Les pertes financières impliqueront un certain nombre d’acteurs de poids. Les actionnaires de Nord Stream AG sont Gazprom (51%), Wintershall Dea AG (15,5%), PEG Infrastruktur AG, une filiale de E.ON Beteiligungen (15,5%), N.V. Nederlandse Gasunie (9%) et Engie (9%).
Il s’agit donc d’une attaque non seulement contre la Russie et l’Allemagne, mais aussi contre les grandes entreprises énergétiques européennes.
NS2 est une merveille d’ingénierie : plus de 200 000 segments de tuyaux recouverts de 6 pouces de béton, pesant chacun 22 tonnes, posés au fond de la mer Baltique.
Et juste au moment où il semblait que tout était perdu, eh bien, pas vraiment. Le thème de la merveille d’ingénierie a refait surface : les tuyaux sont si solides qu’ils n’ont pas été brisés, mais simplement perforés. Gazprom a révélé qu’il y a une chaîne intacte de NS2 qui pourrait « potentiellement » être utilisée.

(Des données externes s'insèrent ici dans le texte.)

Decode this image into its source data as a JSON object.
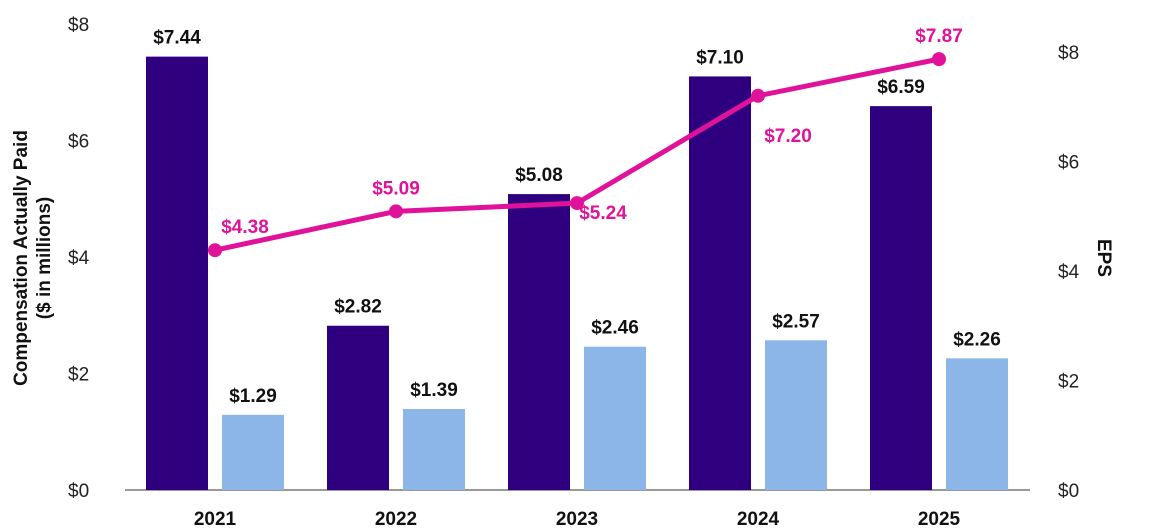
{
  "chart_data": {
    "type": "bar",
    "categories": [
      "2021",
      "2022",
      "2023",
      "2024",
      "2025"
    ],
    "series": [
      {
        "name": "Compensation Actually Paid (dark)",
        "type": "bar",
        "axis": "left",
        "values": [
          7.44,
          2.82,
          5.08,
          7.1,
          6.59
        ],
        "labels": [
          "$7.44",
          "$2.82",
          "$5.08",
          "$7.10",
          "$6.59"
        ],
        "color": "#2e0080"
      },
      {
        "name": "Compensation Actually Paid (light)",
        "type": "bar",
        "axis": "left",
        "values": [
          1.29,
          1.39,
          2.46,
          2.57,
          2.26
        ],
        "labels": [
          "$1.29",
          "$1.39",
          "$2.46",
          "$2.57",
          "$2.26"
        ],
        "color": "#8db6e8"
      },
      {
        "name": "EPS",
        "type": "line",
        "axis": "right",
        "values": [
          4.38,
          5.09,
          5.24,
          7.2,
          7.87
        ],
        "labels": [
          "$4.38",
          "$5.09",
          "$5.24",
          "$7.20",
          "$7.87"
        ],
        "color": "#e0129a"
      }
    ],
    "ylabel_line1": "Compensation Actually Paid",
    "ylabel_line2": "($ in millions)",
    "y2label": "EPS",
    "ylim": [
      0,
      8
    ],
    "y2lim": [
      0,
      8.5
    ],
    "yticks": [
      "$0",
      "$2",
      "$4",
      "$6",
      "$8"
    ],
    "y2ticks": [
      "$0",
      "$2",
      "$4",
      "$6",
      "$8"
    ],
    "axis_color": "#999999"
  }
}
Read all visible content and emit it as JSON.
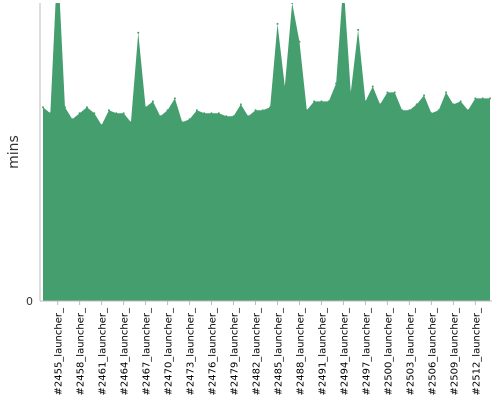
{
  "chart_data": {
    "type": "area",
    "xlabel": "",
    "ylabel": "mins",
    "y_ticks": [
      "0"
    ],
    "grid": false,
    "fill_color": "#449e6e",
    "axis_color": "#bbbbbb",
    "x_tick_labels": [
      "#2455_launcher_",
      "#2458_launcher_",
      "#2461_launcher_",
      "#2464_launcher_",
      "#2467_launcher_",
      "#2470_launcher_",
      "#2473_launcher_",
      "#2476_launcher_",
      "#2479_launcher_",
      "#2482_launcher_",
      "#2485_launcher_",
      "#2488_launcher_",
      "#2491_launcher_",
      "#2494_launcher_",
      "#2497_launcher_",
      "#2500_launcher_",
      "#2503_launcher_",
      "#2506_launcher_",
      "#2509_launcher_",
      "#2512_launcher_"
    ],
    "x": [
      2453,
      2454,
      2455,
      2456,
      2457,
      2458,
      2459,
      2460,
      2461,
      2462,
      2463,
      2464,
      2465,
      2466,
      2467,
      2468,
      2469,
      2470,
      2471,
      2472,
      2473,
      2474,
      2475,
      2476,
      2477,
      2478,
      2479,
      2480,
      2481,
      2482,
      2483,
      2484,
      2485,
      2486,
      2487,
      2488,
      2489,
      2490,
      2491,
      2492,
      2493,
      2494,
      2495,
      2496,
      2497,
      2498,
      2499,
      2500,
      2501,
      2502,
      2503,
      2504,
      2505,
      2506,
      2507,
      2508,
      2509,
      2510,
      2511,
      2512,
      2513,
      2514
    ],
    "values": [
      65,
      63,
      115,
      65,
      61,
      63,
      65,
      63,
      59,
      64,
      63,
      63,
      60,
      90,
      65,
      67,
      62,
      64,
      68,
      60,
      61,
      64,
      63,
      63,
      63,
      62,
      62,
      66,
      62,
      64,
      64,
      65,
      93,
      72,
      100,
      87,
      64,
      67,
      67,
      67,
      73,
      107,
      70,
      91,
      67,
      72,
      66,
      70,
      70,
      64,
      64,
      66,
      69,
      63,
      64,
      70,
      66,
      67,
      64,
      68,
      68,
      68
    ],
    "ylim": [
      0,
      100
    ]
  }
}
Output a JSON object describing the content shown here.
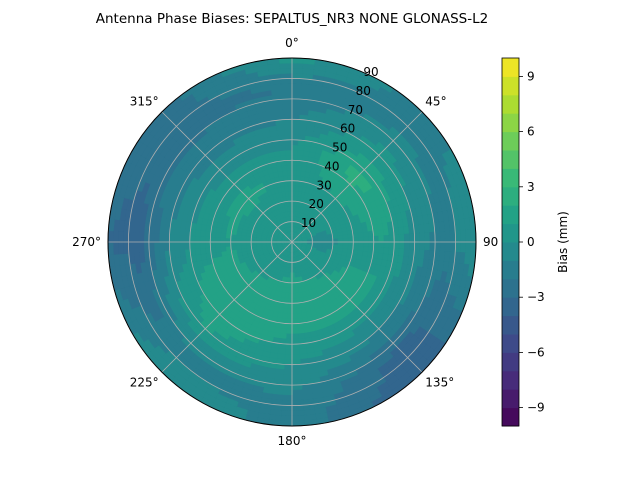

L’essentiel est que la reconstruction est possible, comme l’a souligné le vice-Premier ministre russe Alexandre Novak : « Il existe des possibilités techniques pour restaurer les infrastructures, cela demande du temps et des fonds appropriés. Je suis sûr que les opportunités appropriées seront trouvées ».
Mais d’abord, la Russie veut identifier de manière concluante les auteurs de ces actes.
Henry Kissinger, mauvais perdant
L’oracle de l’establishment américain et criminel de guerre notoire, Henry Kissinger, n’a pas pu se défaire de son numéro caractéristique du Retour du mort-vivant, en déclarant que la Russie a « déjà perdu la guerre » parce que sa capacité à menacer l’Europe par des attaques conventionnelles, dont elle a joui pendant des décennies, voire des siècles, « a maintenant été dépassée de façon démontrable ».
Moscou ne « menaçait » pas l’Europe avec quoi que ce soit de conventionnel ou autre ; elle essayait de faire des affaires, et les Américains l’ont bloquée avec acharnement, recourant même au terrorisme des pipelines.
Cette victoire tactique américaine a été obtenue en sept mois seulement et n’a pratiquement rien coûté. Les résultats peuvent sembler impressionnants : L’hégémonie américaine sur l’ensemble de l’UE est désormais incontestée, la Russie ayant perdu son influence économique. Mais cela ne fera que renforcer la détermination de Moscou – comme l’a souligné le discours de Poutine – à mener jusqu’au bout la lutte contre l’Empire et ses vassaux.
Sur les champs de bataille ukrainiens, cela signifie les forcer à s’asseoir à la table des négociations aux conditions de la Russie. Et ensuite les forcer à accepter un nouvel arrangement européen d’« indivisibilité de la sécurité ».
Et dire que tout cela aurait pu être accompli par un simple coup de téléphone fin 2021, lorsque Moscou a envoyé des lettres à Washington pour proposer une discussion sérieuse.
En fait, ce sont les États-Unis qui ont « déjà perdu la guerre » : au moins 87% du monde – dont pratiquement tout le Sud global – ont déjà conclu qu’il s’agissait d’un empire voyou et sans gouvernail.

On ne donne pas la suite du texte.